L’utilisation des pesticides nécessite un minimum de connaissances théoriques et pratiques pour écarter tout risque sur la santé humaine et sur l’environnement, alors que l’enquête montre un faible niveau d’instruction, de formation et de suivi des maraîchers. Cela contribue à augmenter le risque d’intoxication et de pollution de l’environnement. Les pesticides destinés au coton ne sont pas recommandés en maraîchage en raison de leur toxicité élevée, de leur forte concentration et de leur persistance sur la culture. En cas d’utilisation, il faudrait au moins respecter la dose efficace et les conditions d’utilisation. Mais ne sachant ni lire, ni écrire, ni réaliser de calculs, la plupart des producteurs ne peuvent comprendre les étiquettes rédigées en français (voire en anglais pour les produits venant du Ghana), ni respecter les instructions d’usage ou même interpréter les pictogrammes de sécurité.
Peu de producteurs interrogés se conforment aux règles d’hygiène au cours de l’utilisation des pesticides. Ce constat rejoint celui fait par Doumbia et Kwadjo (2009) en Côte d’Ivoire, par Tyagi et al. (2015) en Inde et par Belhadi et al. (2016) en Algérie. Cela explique les cas d’intoxication aiguë rapportés par les producteurs et également exposés par d’autres auteurs.

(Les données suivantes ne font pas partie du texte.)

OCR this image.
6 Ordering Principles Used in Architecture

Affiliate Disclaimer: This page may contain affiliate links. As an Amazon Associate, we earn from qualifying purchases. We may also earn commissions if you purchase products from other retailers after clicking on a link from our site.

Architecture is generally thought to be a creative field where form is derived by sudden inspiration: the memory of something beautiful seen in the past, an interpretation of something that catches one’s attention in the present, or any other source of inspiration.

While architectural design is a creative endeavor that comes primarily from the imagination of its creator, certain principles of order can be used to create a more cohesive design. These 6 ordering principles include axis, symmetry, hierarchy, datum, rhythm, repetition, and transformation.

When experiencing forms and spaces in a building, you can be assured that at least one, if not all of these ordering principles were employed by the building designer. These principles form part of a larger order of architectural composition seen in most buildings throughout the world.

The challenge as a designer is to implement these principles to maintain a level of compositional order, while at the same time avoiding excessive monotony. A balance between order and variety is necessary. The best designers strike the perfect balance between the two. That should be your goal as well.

Peu de producteurs interrogés se conforment aux règles d’hygiène au cours de l’utilisation des pesticides
Les pesticides utilisés sont achetés dans la majorité des cas dans les marchés locaux sans garantie de conformité et de qualité. Les pyréthrinoïdes sont les plus utilisés, alors que plusieurs auteurs ont souligné la résistance des ravageurs concernés (B. tabaci et H. armigera) à cette famille chimique. Cela va contribuer à intensifier les traitements et par conséquent à exposer encore les agriculteurs qui sont faiblement protégés, et les consommateurs (du fait du non- respect des DAR) aux risques chimiques. Les déchets de pesticides qui sont abandonnés dans la nature, et l’utilisation de doses souvent plus fortes que celles recommandées contribuent à polluer l’environnement.

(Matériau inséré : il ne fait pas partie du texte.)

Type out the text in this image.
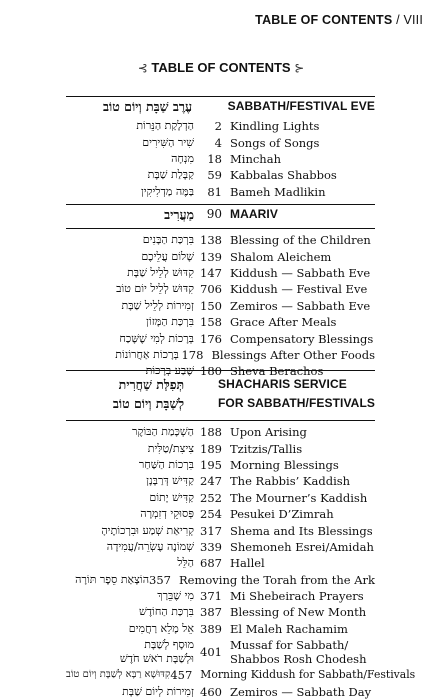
TABLE OF CONTENTS / VIII
⊰ TABLE OF CONTENTS ⊱
עֶרֶב שַׁבָּת וְיוֹם טוֹב	SABBATH/FESTIVAL EVE
הַדְלָקַת הַנֵּרוֹת	2 Kindling Lights
שִׁיר הַשִּׁירִים	4 Songs of Songs
מִנְחָה	18 Minchah
קַבָּלַת שַׁבָּת	59 Kabbalas Shabbos
בַּמֶּה מַדְלִיקִין	81 Bameh Madlikin
מַעֲרִיב	90 MAARIV
בִּרְכַּת הַבָּנִים 138 Blessing of the Children
שָׁלוֹם עֲלֵיכֶם 139 Shalom Aleichem
קִדּוּשׁ לְלֵיל שַׁבָּת 147 Kiddush — Sabbath Eve
קִדּוּשׁ לְלֵיל יוֹם טוֹב 706 Kiddush — Festival Eve
זְמִירוֹת לְלֵיל שַׁבָּת 150 Zemiros — Sabbath Eve
בִּרְכַּת הַמָּזוֹן 158 Grace After Meals
בְּרָכוֹת לְמִי שֶׁשָּׁכַח 176 Compensatory Blessings
בְּרָכוֹת אַחֲרוֹנוֹת 178 Blessings After Other Foods
שֶׁבַע בְּרָכוֹת 180 Sheva Berachos
תְּפִלַּת שַׁחֲרִית
לְשַׁבָּת וְיוֹם טוֹב
SHACHARIS SERVICE
FOR SABBATH/FESTIVALS
הַשְׁכָּמַת הַבּוֹקֶר 188 Upon Arising
צִיצִת/טַלִּית 189 Tzitzis/Tallis
בִּרְכוֹת הַשַּׁחַר 195 Morning Blessings
קַדִּישׁ דְּרַבָּנָן 247 The Rabbis’ Kaddish
קַדִּישׁ יָתוֹם 252 The Mourner’s Kaddish
פְּסוּקֵי דְזִמְרָה 254 Pesukei D’Zimrah
קְרִיאַת שְׁמַע וּבִרְכוֹתֶיהָ 317 Shema and Its Blessings
שְׁמוֹנֶה עֶשְׂרֵה/עֲמִידָה 339 Shemoneh Esrei/Amidah
הַלֵּל 687 Hallel
הוֹצָאַת סֵפֶר תּוֹרָה 357 Removing the Torah from the Ark
מִי שֶׁבֵּרַךְ 371 Mi Shebeirach Prayers
בִּרְכַּת הַחוֹדֶשׁ 387 Blessing of New Month
אֵל מָלֵא רַחֲמִים 389 El Maleh Rachamim
מוּסָף לְשַׁבָּת
וּלְשַׁבָּת רֹאשׁ חֹדֶשׁ 401 Mussaf for Sabbath/
Shabbos Rosh Chodesh
קִדּוּשָׁא רַבָּא לְשַׁבָּת וְיוֹם טוֹב 457 Morning Kiddush for Sabbath/Festivals
זְמִירוֹת לְיוֹם שַׁבָּת 460 Zemiros — Sabbath Day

Pour favoriser une gestion rationnelle des pesticides et limiter leurs impacts sur la santé humaine et sur l’environne- ment au Burkina Faso, plusieurs actions devraient être menées :
– en premier lieu, il faudrait conduire des actions de formation des producteurs et des vendeurs de pesticides pour améliorer leur connaissance des ennemis des cultures et des règles d’utilisation des pesticides : préciser et expliquer les techniques de diagnostic, les consignes de base de sécurité et l’importance des équipements de protection ;
– en second lieu, il faudrait favoriser les contacts des producteurs avec les instituts de recherche et les services techniques du ministère chargé de l’agriculture, de manière à ce qu’ils puissent réagir de façon appropriée à l’apparition de nouveaux ravageurs, ou de nouveaux risques ;
– enfin, il serait très utile de proposer des actions permettant une réduction de l’utilisation des pesticides en agriculture par la promotion et la vulgarisation des méthodes alternatives basées sur l’utilisation de la lutte intégrée, même si cette voie n’est pas facile à suivre comme le montrent par exemple les difficultés d’application du plan Ecophyto en France.